Note that my script does not actually prove or disprove the Collatz conjecture in the mathematical sense. It merely cycles through values on the assumption that the sequence will eventually reach a value of 1. If I happen to run it for a value that disproves the Collatz conjecture (ie a starting value that runs through the sequence but never reaches a value of 1), my only clue that this has happened will be a blank screen while my query window is busy running which is not helpful. A simple way to monitor its progress while running is to execute this script in another query window:
select max(StartingNumber) + 1 as NumberBeingTested from TotalStoppingTimes select count(*) as CountOfRepetitions from SequenceValues
The Wikipedia page says that the Collatz conjecture has already been tested using numbers much bigger than can be managed by SQL Server so there is no risk of my script putting any mathematicians out of a job. So I'll get back to the point of the article.
Back to the point
Remember that this article is a look at one example of how to convert plain English into T-SQL. For this particular task, I chose not to map out my variables or architecture in advance. I started with just a couple of lines of code that performed the operation that I decided is at the heart of the problem at hand. I then evolved that code by enhancing it in small iterations, each of which was runnable and produced its own results.
I find this a good way to build code, especially when I am building a solution for a problem where there is no certainty that tsql is the right tool for the job - a prototype or proof of concept. The results of each iteration are easily comparable to the results of the previous iteration which gives me a higher degree of confidence that my solution is correct as I build it.

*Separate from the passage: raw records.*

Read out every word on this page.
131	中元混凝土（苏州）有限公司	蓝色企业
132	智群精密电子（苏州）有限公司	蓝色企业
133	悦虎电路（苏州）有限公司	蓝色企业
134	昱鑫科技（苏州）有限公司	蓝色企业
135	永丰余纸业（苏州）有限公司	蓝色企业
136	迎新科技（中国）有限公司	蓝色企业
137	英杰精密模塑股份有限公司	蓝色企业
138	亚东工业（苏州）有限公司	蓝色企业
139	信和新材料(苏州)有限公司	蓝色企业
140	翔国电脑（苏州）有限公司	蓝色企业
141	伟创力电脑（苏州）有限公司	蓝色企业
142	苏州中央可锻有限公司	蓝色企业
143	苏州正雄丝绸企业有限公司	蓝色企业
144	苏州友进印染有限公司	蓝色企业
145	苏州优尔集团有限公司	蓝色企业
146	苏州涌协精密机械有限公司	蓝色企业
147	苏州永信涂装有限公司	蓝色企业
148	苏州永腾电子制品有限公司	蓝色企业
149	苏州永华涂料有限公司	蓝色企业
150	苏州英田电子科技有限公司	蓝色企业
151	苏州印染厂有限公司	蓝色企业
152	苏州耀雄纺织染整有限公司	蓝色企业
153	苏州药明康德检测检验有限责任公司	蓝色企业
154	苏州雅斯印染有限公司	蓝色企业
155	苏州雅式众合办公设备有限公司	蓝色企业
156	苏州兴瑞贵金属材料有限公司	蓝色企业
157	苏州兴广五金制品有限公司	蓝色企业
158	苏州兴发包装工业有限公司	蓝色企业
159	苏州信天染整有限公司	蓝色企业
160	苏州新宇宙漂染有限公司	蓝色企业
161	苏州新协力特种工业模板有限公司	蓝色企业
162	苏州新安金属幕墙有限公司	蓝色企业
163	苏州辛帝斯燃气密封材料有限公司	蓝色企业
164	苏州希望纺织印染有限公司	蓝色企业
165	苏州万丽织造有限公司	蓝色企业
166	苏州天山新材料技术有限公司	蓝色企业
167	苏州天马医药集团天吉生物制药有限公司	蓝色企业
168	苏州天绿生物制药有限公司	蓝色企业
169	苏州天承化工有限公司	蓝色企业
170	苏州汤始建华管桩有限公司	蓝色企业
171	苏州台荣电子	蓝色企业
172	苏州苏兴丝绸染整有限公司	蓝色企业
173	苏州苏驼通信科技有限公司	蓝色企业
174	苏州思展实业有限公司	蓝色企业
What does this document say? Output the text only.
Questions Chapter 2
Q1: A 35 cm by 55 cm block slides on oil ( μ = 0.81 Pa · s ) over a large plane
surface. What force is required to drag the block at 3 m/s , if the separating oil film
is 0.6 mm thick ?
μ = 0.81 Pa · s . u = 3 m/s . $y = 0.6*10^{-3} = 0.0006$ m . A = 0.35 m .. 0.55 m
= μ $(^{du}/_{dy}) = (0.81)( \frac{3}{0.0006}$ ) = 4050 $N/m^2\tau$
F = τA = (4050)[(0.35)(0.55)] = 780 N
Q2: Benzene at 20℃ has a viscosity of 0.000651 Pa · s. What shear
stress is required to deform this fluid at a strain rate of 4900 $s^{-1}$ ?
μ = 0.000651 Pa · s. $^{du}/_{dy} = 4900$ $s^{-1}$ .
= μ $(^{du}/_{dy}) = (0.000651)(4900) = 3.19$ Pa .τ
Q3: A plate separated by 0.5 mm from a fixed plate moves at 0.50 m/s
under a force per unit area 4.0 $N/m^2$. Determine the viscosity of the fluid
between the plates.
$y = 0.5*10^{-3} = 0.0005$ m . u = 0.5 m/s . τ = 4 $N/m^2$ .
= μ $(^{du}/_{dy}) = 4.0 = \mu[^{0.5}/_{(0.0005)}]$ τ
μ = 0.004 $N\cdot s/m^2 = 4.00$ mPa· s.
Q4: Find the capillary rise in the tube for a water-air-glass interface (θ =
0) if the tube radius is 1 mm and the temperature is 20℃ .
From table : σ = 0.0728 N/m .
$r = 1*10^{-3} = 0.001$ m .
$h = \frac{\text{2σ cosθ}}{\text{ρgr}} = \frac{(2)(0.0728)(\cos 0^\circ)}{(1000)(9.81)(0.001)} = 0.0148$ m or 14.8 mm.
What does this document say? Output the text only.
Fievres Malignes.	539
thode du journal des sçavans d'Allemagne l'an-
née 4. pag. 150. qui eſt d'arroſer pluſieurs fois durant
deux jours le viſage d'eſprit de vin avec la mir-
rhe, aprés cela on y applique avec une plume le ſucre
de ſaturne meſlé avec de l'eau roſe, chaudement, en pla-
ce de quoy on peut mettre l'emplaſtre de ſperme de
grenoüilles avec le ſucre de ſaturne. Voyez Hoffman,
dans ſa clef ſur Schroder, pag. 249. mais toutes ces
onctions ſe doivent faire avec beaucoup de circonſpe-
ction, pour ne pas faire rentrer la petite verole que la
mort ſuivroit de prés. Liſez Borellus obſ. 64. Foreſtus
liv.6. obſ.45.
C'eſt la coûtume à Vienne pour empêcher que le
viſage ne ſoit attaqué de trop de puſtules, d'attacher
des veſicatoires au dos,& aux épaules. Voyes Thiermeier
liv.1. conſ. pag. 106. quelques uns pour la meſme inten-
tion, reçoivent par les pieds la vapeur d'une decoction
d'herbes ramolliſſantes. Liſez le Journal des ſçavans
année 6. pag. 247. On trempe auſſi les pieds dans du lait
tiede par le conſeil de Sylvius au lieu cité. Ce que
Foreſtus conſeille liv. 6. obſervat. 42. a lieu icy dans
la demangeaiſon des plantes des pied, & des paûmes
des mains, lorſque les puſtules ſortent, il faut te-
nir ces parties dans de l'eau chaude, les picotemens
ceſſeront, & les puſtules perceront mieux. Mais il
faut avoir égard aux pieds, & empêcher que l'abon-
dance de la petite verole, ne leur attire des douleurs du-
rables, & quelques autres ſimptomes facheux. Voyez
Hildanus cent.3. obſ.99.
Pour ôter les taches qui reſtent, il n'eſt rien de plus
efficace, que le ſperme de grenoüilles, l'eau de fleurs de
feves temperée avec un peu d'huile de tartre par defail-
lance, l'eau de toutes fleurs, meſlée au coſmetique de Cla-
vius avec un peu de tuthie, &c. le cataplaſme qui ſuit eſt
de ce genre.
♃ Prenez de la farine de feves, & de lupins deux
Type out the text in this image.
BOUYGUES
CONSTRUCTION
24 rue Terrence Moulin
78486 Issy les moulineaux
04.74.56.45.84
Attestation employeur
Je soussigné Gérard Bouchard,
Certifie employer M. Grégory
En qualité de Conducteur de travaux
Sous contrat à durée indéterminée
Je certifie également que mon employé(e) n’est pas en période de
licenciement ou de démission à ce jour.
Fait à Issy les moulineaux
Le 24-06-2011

It is a fair comment that developing code in iterations like this might not produce the most efficient code for the first few iterations. Indeed there are numerous opportunities for improvement of my script. The advantage is that having built a working prototype, it will not be much extra effort to rework it to be more efficient.
Conclusion
When converting a plain English problem into T-SQL, it may be effective to start coding right away by building the most central or important operation then enhancing the code by adding to it in iterations. This might especially be appropriate when building a prototype or proof of concept.